Ostorhinchus fasciatus, commonly known as the broad-banded cardinalfish, is a marine fish native to the Indian and Pacific Oceans which is a Lessepsian migrant to the eastern Mediterranean through the Suez Canal from the Red Sea, it was first recorded off Israel in 2008 and has now reached the southern coast of Turkey. It has a number of vernacular names including barred striped cardinalfish, four-banded soldier-fish, striped cardinalfish and twostripe cardinalfish.

==Description==
Ostorhinchus fasciatus is an ovoid shaped fish with large eyes, a blunt snout, a large, oblique mouth which reaches the eye and a forked caudal fin. The body shows slight ventral compression. In colour it is a generally white to pinkish grey in colour with two dark stripes on the dorsal half of body: one is a broad, plain stripe either side of the lateral line from the tip of the snout to the central rays of the caudal fin; the second is a narrower stripe starting above eye and reaching to the upper part of the caudal peduncle. It frequently has an incomplete dusky stripe which lies between the two main stripes. Its colour fades to silvery white on the posterior portion of the belly. It has two dorsal fins, the first of which has a tiny spine at the front with the second and third spines being much longer. The anal fin lies directly below the posterior dorsal fin. The colour of the fins is pinkish-orange and larger fish have a line of brown spots on the membranes of second dorsal fin and the anal fin. It grows to a maximum total length of 10.3 cm but is normally 7 cm, standard length

==Distribution==
Ostorhinchus fasciatus has a natural distribution which is Indo-West Pacific from the Red Sea and Persian Gulf south to Mozambique in the west, eastwards through the Indian Ocean to the western Pacific where it occurs as far north as Japan and as far south as Sydney.
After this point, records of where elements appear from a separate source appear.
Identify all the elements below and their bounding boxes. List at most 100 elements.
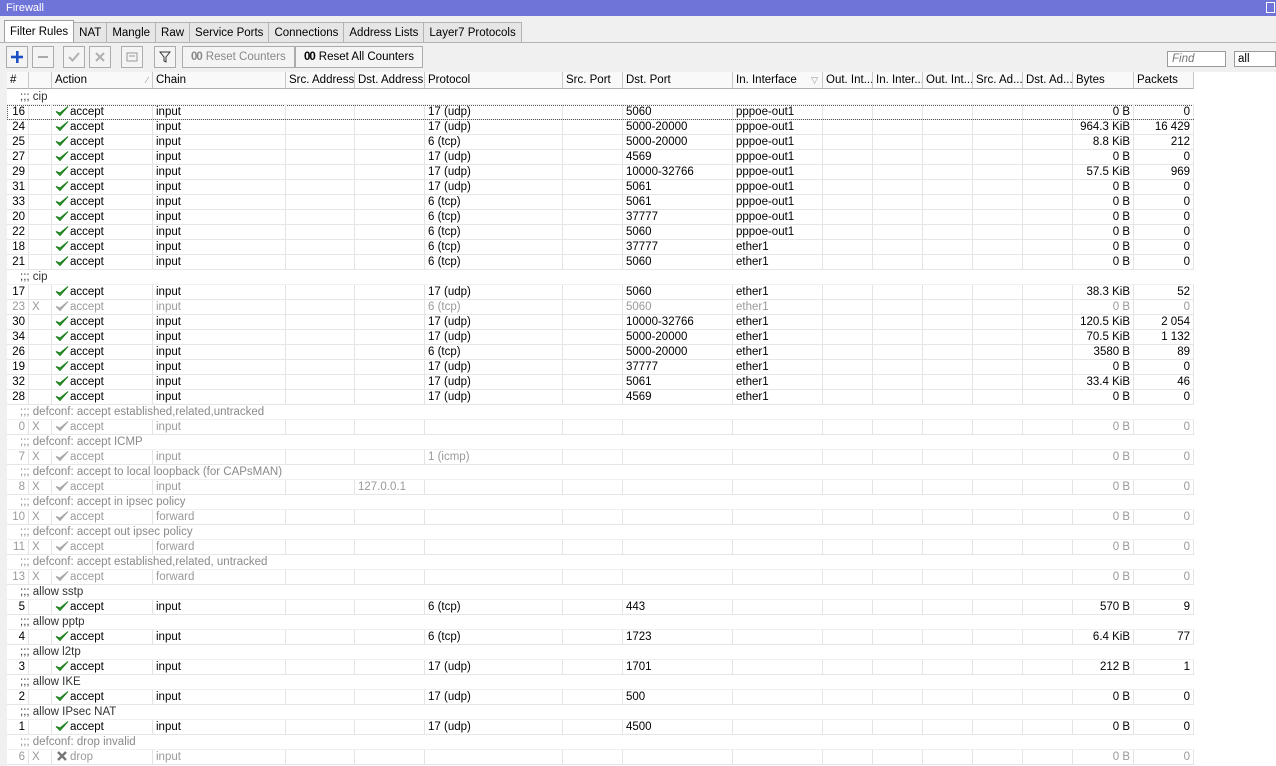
rule-row[interactable]: 17 accept input 17 (udp) 5060 ether1 38.3 KiB 5… [7, 285, 1194, 300]
column-header-2[interactable]: Action ∕ [52, 72, 153, 89]
tab-connections[interactable]: Connections [268, 22, 345, 42]
rule-row[interactable]: 6 Xdrop input 0 B0 [7, 750, 1194, 765]
rule-row[interactable]: 7 Xaccept input 1 (icmp) 0 B0 [7, 450, 1194, 465]
comment-row[interactable]: ;;; allow pptp [7, 615, 1194, 630]
rule-action-label: accept [70, 106, 104, 118]
rule-row[interactable]: 0 Xaccept input 0 B0 [7, 420, 1194, 435]
column-header-5[interactable]: Dst. Address [355, 72, 425, 89]
column-header-6[interactable]: Protocol [425, 72, 563, 89]
rule-row[interactable]: 34 accept input 17 (udp) 5000-20000 ether1 70.… [7, 330, 1194, 345]
find-input[interactable] [1167, 51, 1226, 67]
rule-row[interactable]: 11 Xaccept forward 0 B0 [7, 540, 1194, 555]
rule-in-interface: pppoe-out1 [733, 210, 823, 224]
rule-dst-port: 4500 [623, 720, 733, 734]
rule-row[interactable]: 2 accept input 17 (udp) 500 0 B0 [7, 690, 1194, 705]
comment-row[interactable]: ;;; defconf: accept to local loopback (f… [7, 465, 1194, 480]
comment-button[interactable] [121, 46, 143, 68]
rule-row[interactable]: 29 accept input 17 (udp) 10000-32766 pppoe-ou… [7, 165, 1194, 180]
column-header-14[interactable]: Dst. Ad... [1023, 72, 1073, 89]
tab-mangle[interactable]: Mangle [106, 22, 157, 42]
rule-row[interactable]: 22 accept input 6 (tcp) 5060 pppoe-out1 0 B0 [7, 225, 1194, 240]
rule-empty-cell [923, 105, 973, 119]
comment-row[interactable]: ;;; allow l2tp [7, 645, 1194, 660]
tab-filter-rules[interactable]: Filter Rules [4, 20, 75, 42]
rule-in-interface: ether1 [733, 360, 823, 374]
comment-row[interactable]: ;;; defconf: accept ICMP [7, 435, 1194, 450]
reset-all-counters-button[interactable]: 00 Reset All Counters [295, 46, 424, 68]
column-header-10[interactable]: Out. Int... [823, 72, 873, 89]
rule-row[interactable]: 8 Xaccept input 127.0.0.1 0 B0 [7, 480, 1194, 495]
comment-row[interactable]: ;;; allow IPsec NAT [7, 705, 1194, 720]
comment-row[interactable]: ;;; defconf: accept in ipsec policy [7, 495, 1194, 510]
column-header-7[interactable]: Src. Port [563, 72, 623, 89]
column-header-11[interactable]: In. Inter... [873, 72, 923, 89]
rule-row[interactable]: 16 accept input 17 (udp) 5060 pppoe-out1 0 B0 [7, 105, 1194, 120]
column-header-16[interactable]: Packets [1134, 72, 1194, 89]
column-header-13[interactable]: Src. Ad... [973, 72, 1023, 89]
column-header-12[interactable]: Out. Int... [923, 72, 973, 89]
rule-row[interactable]: 10 Xaccept forward 0 B0 [7, 510, 1194, 525]
rule-src-address [286, 105, 355, 119]
rule-row[interactable]: 13 Xaccept forward 0 B0 [7, 570, 1194, 585]
add-button[interactable] [6, 46, 28, 68]
tab-divider [0, 42, 1276, 43]
column-header-1[interactable] [29, 72, 52, 89]
column-header-3[interactable]: Chain [153, 72, 286, 89]
comment-text: ;;; defconf: drop invalid [20, 736, 136, 748]
rule-protocol [425, 480, 563, 494]
rule-src-port [563, 150, 623, 164]
remove-button[interactable] [32, 46, 54, 68]
rule-src-address [286, 135, 355, 149]
rule-row[interactable]: 3 accept input 17 (udp) 1701 212 B1 [7, 660, 1194, 675]
tab-raw[interactable]: Raw [155, 22, 191, 42]
rule-packets: 0 [1134, 450, 1194, 464]
rule-empty-cell [873, 360, 923, 374]
filter-select[interactable]: all [1234, 51, 1276, 67]
rule-row[interactable]: 4 accept input 6 (tcp) 1723 6.4 KiB 77 [7, 630, 1194, 645]
rule-src-address [286, 195, 355, 209]
rule-bytes: 0 B [1073, 225, 1134, 239]
rule-row[interactable]: 26 accept input 6 (tcp) 5000-20000 ether1 3580… [7, 345, 1194, 360]
tab-layer7-protocols[interactable]: Layer7 Protocols [423, 22, 522, 42]
tab-service-ports[interactable]: Service Ports [189, 22, 270, 42]
comment-row[interactable]: ;;; defconf: drop invalid [7, 735, 1194, 750]
column-header-4[interactable]: Src. Address [286, 72, 355, 89]
window-titlebar[interactable]: Firewall [0, 0, 1276, 16]
comment-row[interactable]: ;;; allow sstp [7, 585, 1194, 600]
filter-button[interactable] [154, 46, 176, 68]
rule-row[interactable]: 21 accept input 6 (tcp) 5060 ether1 0 B0 [7, 255, 1194, 270]
rule-row[interactable]: 31 accept input 17 (udp) 5061 pppoe-out1 0 B0 [7, 180, 1194, 195]
rule-dst-port: 5060 [623, 255, 733, 269]
rule-row[interactable]: 27 accept input 17 (udp) 4569 pppoe-out1 0 B0 [7, 150, 1194, 165]
tab-nat[interactable]: NAT [73, 22, 108, 42]
enable-button[interactable] [63, 46, 85, 68]
tab-address-lists[interactable]: Address Lists [343, 22, 425, 42]
rule-row[interactable]: 5 accept input 6 (tcp) 443 570 B9 [7, 600, 1194, 615]
column-header-8[interactable]: Dst. Port [623, 72, 733, 89]
rule-in-interface: ether1 [733, 315, 823, 329]
disable-button[interactable] [89, 46, 111, 68]
rule-action: accept [52, 720, 153, 734]
rule-row[interactable]: 18 accept input 6 (tcp) 37777 ether1 0 B0 [7, 240, 1194, 255]
rule-row[interactable]: 30 accept input 17 (udp) 10000-32766 ether1 12… [7, 315, 1194, 330]
comment-row[interactable]: ;;; defconf: accept out ipsec policy [7, 525, 1194, 540]
rule-row[interactable]: 1 accept input 17 (udp) 4500 0 B0 [7, 720, 1194, 735]
window-corner-button[interactable] [1266, 2, 1275, 13]
rule-row[interactable]: 23 Xaccept input 6 (tcp) 5060 ether1 0 B0 [7, 300, 1194, 315]
rule-row[interactable]: 33 accept input 6 (tcp) 5061 pppoe-out1 0 B0 [7, 195, 1194, 210]
rule-row[interactable]: 25 accept input 6 (tcp) 5000-20000 pppoe-out1… [7, 135, 1194, 150]
rule-row[interactable]: 19 accept input 17 (udp) 37777 ether1 0 B0 [7, 360, 1194, 375]
comment-row[interactable]: ;;; defconf: accept established,related,… [7, 555, 1194, 570]
comment-row[interactable]: ;;; cip [7, 270, 1194, 285]
column-header-15[interactable]: Bytes [1073, 72, 1134, 89]
rule-row[interactable]: 28 accept input 17 (udp) 4569 ether1 0 B0 [7, 390, 1194, 405]
reset-counters-button[interactable]: 00 Reset Counters [182, 46, 295, 68]
comment-row[interactable]: ;;; cip [7, 90, 1194, 105]
comment-row[interactable]: ;;; defconf: accept established,related,… [7, 405, 1194, 420]
column-header-0[interactable]: # [7, 72, 29, 89]
comment-row[interactable]: ;;; allow IKE [7, 675, 1194, 690]
column-header-9[interactable]: In. Interface ▽ [733, 72, 823, 89]
rule-row[interactable]: 32 accept input 17 (udp) 5061 ether1 33.4 KiB 4… [7, 375, 1194, 390]
rule-row[interactable]: 20 accept input 6 (tcp) 37777 pppoe-out1 0 B0 [7, 210, 1194, 225]
rule-row[interactable]: 24 accept input 17 (udp) 5000-20000 pppoe-out… [7, 120, 1194, 135]
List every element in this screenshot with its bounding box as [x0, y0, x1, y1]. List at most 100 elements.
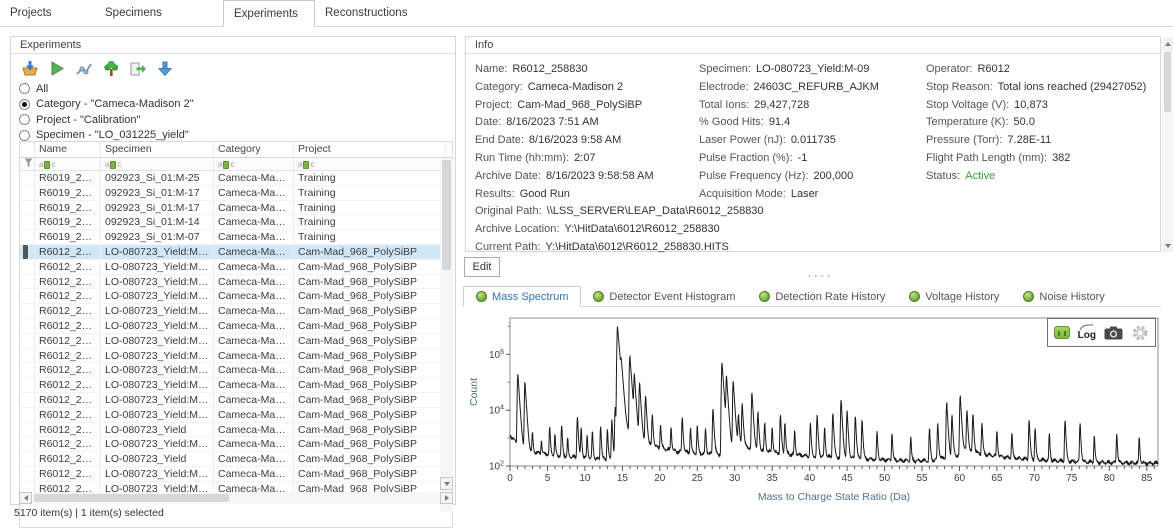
table-row[interactable]: R6019_261062092923_Si_01:M-14Cameca-Madi…: [20, 215, 452, 231]
radio-label: Category - "Cameca-Madison 2": [36, 98, 194, 110]
table-row[interactable]: R6012_258795LO-080723_YieldCameca-Madiso…: [20, 452, 452, 467]
info-vscroll-up-icon[interactable]: [1162, 38, 1173, 50]
table-row[interactable]: R6012_258823LO-080723_Yield:M-07Cameca-M…: [20, 333, 452, 349]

Also present in the eastern Basin of the Mediterranean Sea since its first appearance off Israel in 2009, it is now very common from Egypt to Turkey.

==Biology==
Ostorhinchus fasciatus is a nocturnal species which spends the day among rocks and corals and emerges into more open areas at night to feed on zooplankton. It is a paternal mouthbrooder: the male incubates the eggs in his mouth. In Australia it is known to be preyed upon by the greater crested tern, little pied cormorant and Australian pied cormorant. It is known to be a host of the endoparasitic trematode worms Macvicaria shotteri and Opegaster queenslandicus.

==Naming==
Ostorhinchus fasciatus was originally described as Mullus fasciatus by the Surgeon-General of New South Wales John White in 1790 in his book Journal of a Voyage to New South Wales. The type locality was Port Jackson.